SIEM (or SEM or SIM) vendors surely cringe when they read articles like yesterday’s NYT piece called We Have Met the Enemy and He Is PowerPoint
PowerPoint makes us stupid, Gen. James N. Mattis of the Marine Corps, the Joint Forces commander, said this month at a military conference in North Carolina. (He spoke without PowerPoint.) Brig. Gen. H. R. McMaster, who banned PowerPoint presentations when he led the successful effort to secure the northern Iraqi city of Tal Afar in 2005, followed up at the same conference by likening PowerPoint to an internal threat.
It’s dangerous because it can create the illusion of understanding and the illusion of control, General McMaster said in a telephone interview afterward. Some problems in the world are not bullet-izable.

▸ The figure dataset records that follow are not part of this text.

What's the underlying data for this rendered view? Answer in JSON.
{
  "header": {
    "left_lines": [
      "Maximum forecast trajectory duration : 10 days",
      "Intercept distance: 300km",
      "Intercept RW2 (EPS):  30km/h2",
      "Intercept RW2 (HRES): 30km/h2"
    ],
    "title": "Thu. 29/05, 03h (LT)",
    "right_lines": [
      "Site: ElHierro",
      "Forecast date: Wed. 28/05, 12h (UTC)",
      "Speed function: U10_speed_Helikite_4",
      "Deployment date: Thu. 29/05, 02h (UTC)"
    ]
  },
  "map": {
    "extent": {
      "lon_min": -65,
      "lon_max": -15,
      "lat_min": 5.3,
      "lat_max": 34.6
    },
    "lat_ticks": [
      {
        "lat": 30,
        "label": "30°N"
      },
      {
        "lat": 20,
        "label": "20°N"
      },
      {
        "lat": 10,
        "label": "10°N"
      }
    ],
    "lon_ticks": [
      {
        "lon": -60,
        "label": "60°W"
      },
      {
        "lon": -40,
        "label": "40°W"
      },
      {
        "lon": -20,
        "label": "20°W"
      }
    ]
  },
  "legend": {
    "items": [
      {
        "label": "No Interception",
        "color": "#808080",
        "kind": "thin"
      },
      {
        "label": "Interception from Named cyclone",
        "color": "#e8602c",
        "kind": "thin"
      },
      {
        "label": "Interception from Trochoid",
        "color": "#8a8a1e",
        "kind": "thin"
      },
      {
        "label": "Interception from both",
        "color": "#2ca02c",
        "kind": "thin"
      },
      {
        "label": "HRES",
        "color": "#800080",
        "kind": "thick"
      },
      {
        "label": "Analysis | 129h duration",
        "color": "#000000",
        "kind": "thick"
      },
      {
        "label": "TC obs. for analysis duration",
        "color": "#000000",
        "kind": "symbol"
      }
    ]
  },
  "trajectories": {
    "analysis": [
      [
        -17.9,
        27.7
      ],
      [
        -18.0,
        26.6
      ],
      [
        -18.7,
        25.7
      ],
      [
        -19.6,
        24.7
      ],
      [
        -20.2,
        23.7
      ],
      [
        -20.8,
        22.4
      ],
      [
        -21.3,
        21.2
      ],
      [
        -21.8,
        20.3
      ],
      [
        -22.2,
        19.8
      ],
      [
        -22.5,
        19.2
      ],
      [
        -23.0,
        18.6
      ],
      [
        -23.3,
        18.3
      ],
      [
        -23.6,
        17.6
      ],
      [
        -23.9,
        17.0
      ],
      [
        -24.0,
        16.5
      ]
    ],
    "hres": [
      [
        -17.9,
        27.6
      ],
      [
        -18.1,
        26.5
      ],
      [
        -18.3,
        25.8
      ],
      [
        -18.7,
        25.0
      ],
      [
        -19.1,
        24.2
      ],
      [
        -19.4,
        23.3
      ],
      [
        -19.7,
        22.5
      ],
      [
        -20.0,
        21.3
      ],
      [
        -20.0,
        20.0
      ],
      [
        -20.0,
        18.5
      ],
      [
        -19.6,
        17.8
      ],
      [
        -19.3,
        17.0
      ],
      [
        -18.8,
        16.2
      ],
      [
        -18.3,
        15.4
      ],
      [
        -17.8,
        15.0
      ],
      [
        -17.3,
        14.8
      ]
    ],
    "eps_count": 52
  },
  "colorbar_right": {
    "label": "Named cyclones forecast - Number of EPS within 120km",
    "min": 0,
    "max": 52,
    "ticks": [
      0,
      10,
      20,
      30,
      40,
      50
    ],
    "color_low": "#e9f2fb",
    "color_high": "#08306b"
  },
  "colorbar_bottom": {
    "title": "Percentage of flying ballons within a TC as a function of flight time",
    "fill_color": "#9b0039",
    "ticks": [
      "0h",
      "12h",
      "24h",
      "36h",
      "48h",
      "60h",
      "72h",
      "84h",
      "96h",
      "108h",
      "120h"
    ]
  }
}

Ouch. Although true, McMaster has himself just boiled down the problem into a bullet-ized sound bite. Hypocritical? No, the difference really is in quality versus quantity. Illustration is essential when done properly. Tufte has made this very point for many years in his books:
Keep this in mind the next time you are asked by a vendor to look at a dashboard or a report, especially for a product that includes the word management in its title (e.g. SIEM, SEM, SIM).
Does a management or presentation tool really save time or clearly illustrate the point(s) you need to know?
The best way to find out is to perform some simple tests. Prop open a door and then ask to see the alarm on the system. Run a scan, not even a stealthy one, and ask to see the alarm on the system.